Benchmarking
Measure and compare CUDA kernel performance
Quick Start
Getting Started with Benchmarking
- Open Benchmark Panel: Click "Benchmark" in the bottom panel or use command palette: "CUDA: Open Benchmark View"
- Configure Benchmark: Set iterations, warmup runs, and data sizes in the configuration view
- Run Benchmark: Click "Run Benchmark" button and watch results appear in real-time
- Compare Kernels: Select two benchmarked kernels to see side-by-side performance comparison
Configuration
Benchmark Parameters
Configure these parameters for accurate performance measurement:
- Iterations: Number of times to run the kernel (e.g., 100 for reliable statistics)

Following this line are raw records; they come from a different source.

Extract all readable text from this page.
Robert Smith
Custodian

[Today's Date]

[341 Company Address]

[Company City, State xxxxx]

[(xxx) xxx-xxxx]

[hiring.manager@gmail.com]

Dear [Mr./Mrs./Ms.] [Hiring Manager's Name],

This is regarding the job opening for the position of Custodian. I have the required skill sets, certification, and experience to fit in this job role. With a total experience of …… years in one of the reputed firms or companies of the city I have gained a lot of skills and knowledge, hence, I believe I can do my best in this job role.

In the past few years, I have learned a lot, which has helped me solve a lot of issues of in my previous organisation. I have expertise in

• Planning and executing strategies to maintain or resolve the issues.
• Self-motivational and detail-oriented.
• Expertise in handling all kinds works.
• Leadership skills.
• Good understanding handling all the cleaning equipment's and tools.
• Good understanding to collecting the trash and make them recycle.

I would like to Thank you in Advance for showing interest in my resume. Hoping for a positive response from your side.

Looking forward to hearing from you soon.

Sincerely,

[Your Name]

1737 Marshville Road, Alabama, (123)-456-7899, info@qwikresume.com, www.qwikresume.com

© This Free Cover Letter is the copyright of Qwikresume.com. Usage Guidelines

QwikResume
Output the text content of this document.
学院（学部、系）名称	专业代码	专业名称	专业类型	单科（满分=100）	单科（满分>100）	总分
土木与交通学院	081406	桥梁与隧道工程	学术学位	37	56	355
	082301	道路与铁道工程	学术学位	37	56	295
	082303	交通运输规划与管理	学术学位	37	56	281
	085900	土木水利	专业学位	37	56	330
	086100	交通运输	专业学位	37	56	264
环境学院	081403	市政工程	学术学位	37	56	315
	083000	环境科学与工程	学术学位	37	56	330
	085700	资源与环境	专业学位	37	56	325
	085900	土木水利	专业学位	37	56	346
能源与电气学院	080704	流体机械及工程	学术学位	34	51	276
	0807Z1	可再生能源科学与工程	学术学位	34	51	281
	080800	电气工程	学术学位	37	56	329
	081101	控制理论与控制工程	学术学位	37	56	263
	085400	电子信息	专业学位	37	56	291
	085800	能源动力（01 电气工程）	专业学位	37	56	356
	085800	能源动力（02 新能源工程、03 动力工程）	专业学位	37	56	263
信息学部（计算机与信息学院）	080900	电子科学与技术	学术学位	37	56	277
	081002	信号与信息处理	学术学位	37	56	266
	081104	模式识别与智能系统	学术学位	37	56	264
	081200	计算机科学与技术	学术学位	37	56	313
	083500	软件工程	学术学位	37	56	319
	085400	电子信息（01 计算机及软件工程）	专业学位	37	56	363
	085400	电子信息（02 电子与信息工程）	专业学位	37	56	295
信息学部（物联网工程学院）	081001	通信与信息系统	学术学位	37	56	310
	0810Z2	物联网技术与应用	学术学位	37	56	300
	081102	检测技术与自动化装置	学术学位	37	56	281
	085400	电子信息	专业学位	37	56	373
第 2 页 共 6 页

- Warmup Runs: Initial runs to stabilize GPU and caches (e.g., 10 runs)
- Data Sizes: Small, medium, large test configurations for different workloads
- Timing Method: CUDA Events or CPU timers for different precision needs
Running a Benchmark
- Configure your benchmark settings
- Click "Run Benchmark" button
- Watch progress bar as results stream in
- See live metrics updating in real-time
- Stop button available to cancel long-running benchmarks
Results and Analysis
Live Results
During benchmark execution:
- Running Status: Shows current iteration (e.g., "Running 45/100")
- Time Graph: Real-time performance visualization
- Statistics: Live mean, min, max updates
- Progress Bar: Visual completion indicator
Final Results
After benchmark completion:
- Execution Time: Average kernel runtime in milliseconds
- Statistical Analysis: Mean, median, standard deviation, variance
- Performance Metrics: Throughput (GB/s), efficiency percentages
- Distribution Graph: Histogram showing timing distribution
- Export Button: Save results to CSV or JSON format
Key Metrics
Timing Statistics:
- Mean: Average execution time across all iterations
- Median: Middle value, less affected by outliers
- Standard Deviation: Measure of timing consistency
- Min/Max: Best and worst case performance
Performance Indicators:
- Throughput: Data processed per second (GB/s)
- Occupancy: GPU resource utilization percentage
- Efficiency: Comparison to theoretical peak performance
Comparing Kernels
How to Compare
- Benchmark your original kernel implementation
- Make optimizations to your code
- Benchmark your optimized version
- Click "Compare" button
- View side-by-side comparison
Comparison View Shows:
- Side-by-side metrics: Direct comparison of all performance indicators
- Speedup percentage: How much faster/slower (e.g., "2.3x faster")
- Winner highlighted: Better performing kernel shown in green
- Regression detection: Automatic warning if performance decreased
Multi-Kernel Comparison
Compare multiple optimization approaches:
- Benchmark baseline implementation
- Test different optimization strategies
- Compare all versions simultaneously
- Identify best performing approach
- Export comparison data for reports
Advanced Features
Data Size Scaling
Test performance across different input sizes:
- Small: Cache-friendly workloads
- Medium: Typical production sizes
- Large: Memory-bandwidth bound scenarios
- Custom: Define specific test configurations
Statistical Analysis
Advanced statistical tools for reliable results:
- Outlier Detection: Identifies and filters anomalous measurements
- Confidence Intervals: Statistical significance of improvements
- Variance Analysis: Consistency and stability metrics
- Percentiles: P50, P95, P99 for latency analysis
Export and Reporting
Share benchmark results:
- CSV Export: Raw data for further analysis
- JSON Format: Structured data with metadata
- Charts: Export visualizations as PNG/SVG
- Reports: Generate formatted performance reports
Best Practices
For Accurate Results
- Use at least 100 iterations for statistical reliability
- Always include warmup runs to stabilize GPU clocks and caches
- Keep data sizes consistent when comparing kernels
- Benchmark before and after each optimization
- Close other GPU applications for isolated measurements
- Run benchmarks multiple times and average results
Important Considerations
- Close other GPU applications for accurate results
- Let GPU stabilize between tests (thermal throttling can affect results)
- Use same benchmark configuration when comparing kernels
- Monitor GPU temperature and clock speeds during benchmarking
- Consider power and thermal limits for production scenarios
Pro Tip: Combine benchmarking with Real-Time Profiling to understand why performance changes occur, not just measure that they do.